Subject(s): Fragmentation; Good


O Goodness of God! more exceedingly great
Than thought can conceive, or than words can repeat;
Whatsoever we fix our conceptions upon,
It has some kind of bounds, but thy goodness has none:
As it never began, so it never can end,
But to all thy creation will always extend;
All nature partakes of its proper degree,
But the self-blinded will that refuses to see.

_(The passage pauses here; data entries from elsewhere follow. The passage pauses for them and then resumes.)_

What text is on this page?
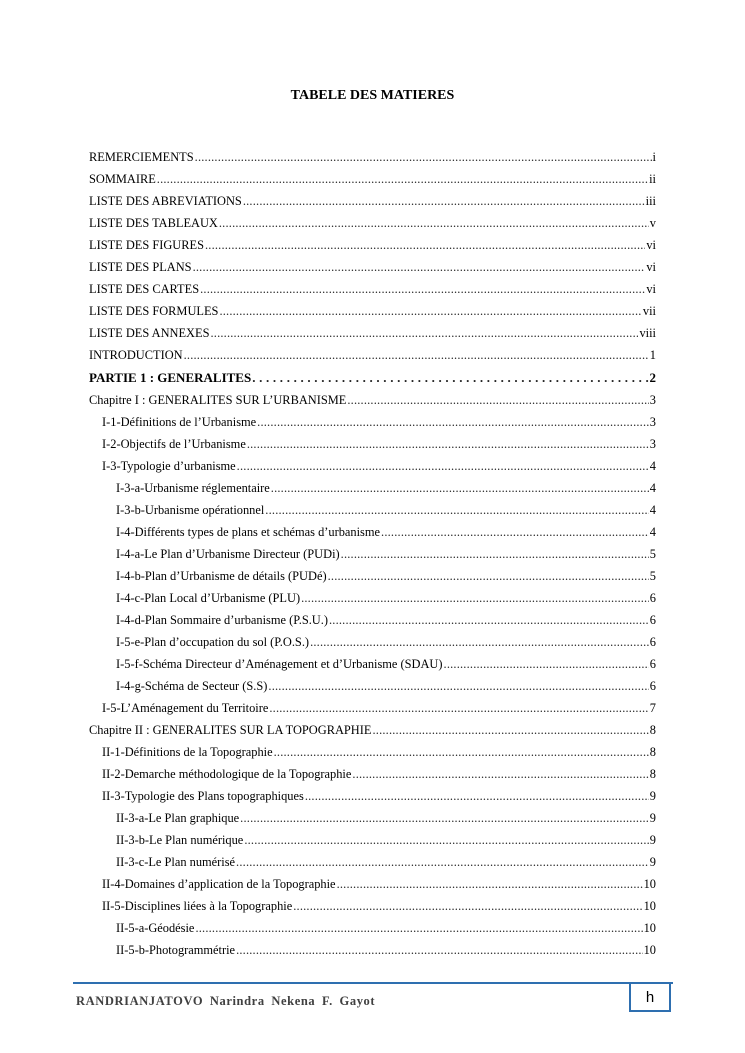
TABELE DES MATIERES
REMERCIEMENTS .....	i
SOMMAIRE .....	ii
LISTE DES ABREVIATIONS .....	iii
LISTE DES TABLEAUX .....	v
LISTE DES FIGURES .....	vi
LISTE DES PLANS .....	vi
LISTE DES CARTES .....	vi
LISTE DES FORMULES .....	vii
LISTE DES ANNEXES .....	viii
INTRODUCTION .....	1
PARTIE 1 : GENERALITES . . .	2
Chapitre I : GENERALITES SUR L’URBANISME .....	3
I-1-Définitions de l’Urbanisme .....	3
I-2-Objectifs de l’Urbanisme .....	3
I-3-Typologie d’urbanisme .....	4
I-3-a-Urbanisme réglementaire .....	4
I-3-b-Urbanisme opérationnel .....	4
I-4-Différents types de plans et schémas d’urbanisme .....	4
I-4-a-Le Plan d’Urbanisme Directeur (PUDi) .....	5
I-4-b-Plan d’Urbanisme de détails (PUDé) .....	5
I-4-c-Plan Local d’Urbanisme (PLU) .....	6
I-4-d-Plan Sommaire d’urbanisme (P.S.U.) .....	6
I-5-e-Plan d’occupation du sol (P.O.S.) .....	6
I-5-f-Schéma Directeur d’Aménagement et d’Urbanisme (SDAU) .....	6
I-4-g-Schéma de Secteur (S.S) .....	6
I-5-L’Aménagement du Territoire .....	7
Chapitre II : GENERALITES SUR LA TOPOGRAPHIE .....	8
II-1-Définitions de la Topographie .....	8
II-2-Demarche méthodologique de la Topographie .....	8
II-3-Typologie des Plans topographiques .....	9
II-3-a-Le Plan graphique .....	9
II-3-b-Le Plan numérique .....	9
II-3-c-Le Plan numérisé .....	9
II-4-Domaines d’application de la Topographie .....	10
II-5-Disciplines liées à la Topographie .....	10
II-5-a-Géodésie .....	10
II-5-b-Photogrammétrie .....	10
RANDRIANJATOVO Narindra Nekena F. Gayot	h
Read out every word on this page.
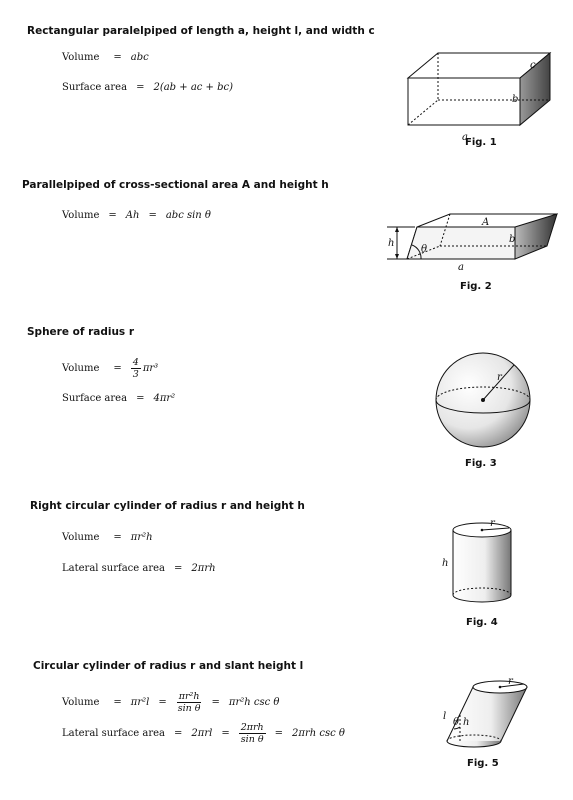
Rectangular paralelpiped of length a, height l, and width c
Volume = abc
Surface area = 2(ab + ac + bc)
c
b
a
Fig. 1
Parallelpiped of cross-sectional area A and height h
Volume = Ah = abc sin θ
h
θ
A
b
a
Fig. 2
Sphere of radius r
Volume = $\frac{4}{3} \pi r^3$
Surface area = 4πr²
r
Fig. 3
Right circular cylinder of radius r and height h
Volume = πr²h
Lateral surface area = 2πrh
r
h
Fig. 4
Circular cylinder of radius r and slant height l
Volume = $\pi r^2l = \frac{\text{πr²h}}{\text{sin θ}} = \pi r^2h$ csc θ
Lateral surface area = $2\pi rl = \frac{\text{2πrh}}{\text{sin θ}} = 2\pi rh$ csc θ
r
l
h
θ
Fig. 5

Whensoever new forms of creation began,
Thy goodness adjusted the beautiful plan;
Adjusted the beauties of body and soul,
And plac'd in the centre the good of the whole;
That shone, like a sun the circumsference round,
To produce all the fruits of beatified ground:
To display, in each possible shape and degree,
A Goodness eternal, essential to Thee.

Blest orders of angels surrounded thy throne,
Before any evil was heard of or known;
Till a self-seeking Chief's unaccountable pride
Thine immutable rectitude falsely belied;
And despising the Goodness that made him so bright,
Would become independent, and be his own light;
And induc'd all his host to so monstrous a thing,
As to act against nature's Omnipotent King.

Then did evil begin, or the absence of good,
Which from Thee could not come—from a creature it could;
Who, made in thy likeness, all happy and free,
Could only be good as an image of thee:
When an angel profan'd his angelical trust,
And departed from order, most righteous and just;
Self-depriv'd of the light, that proceeds from thy throne,
He fell to the darkness, by nature, his own.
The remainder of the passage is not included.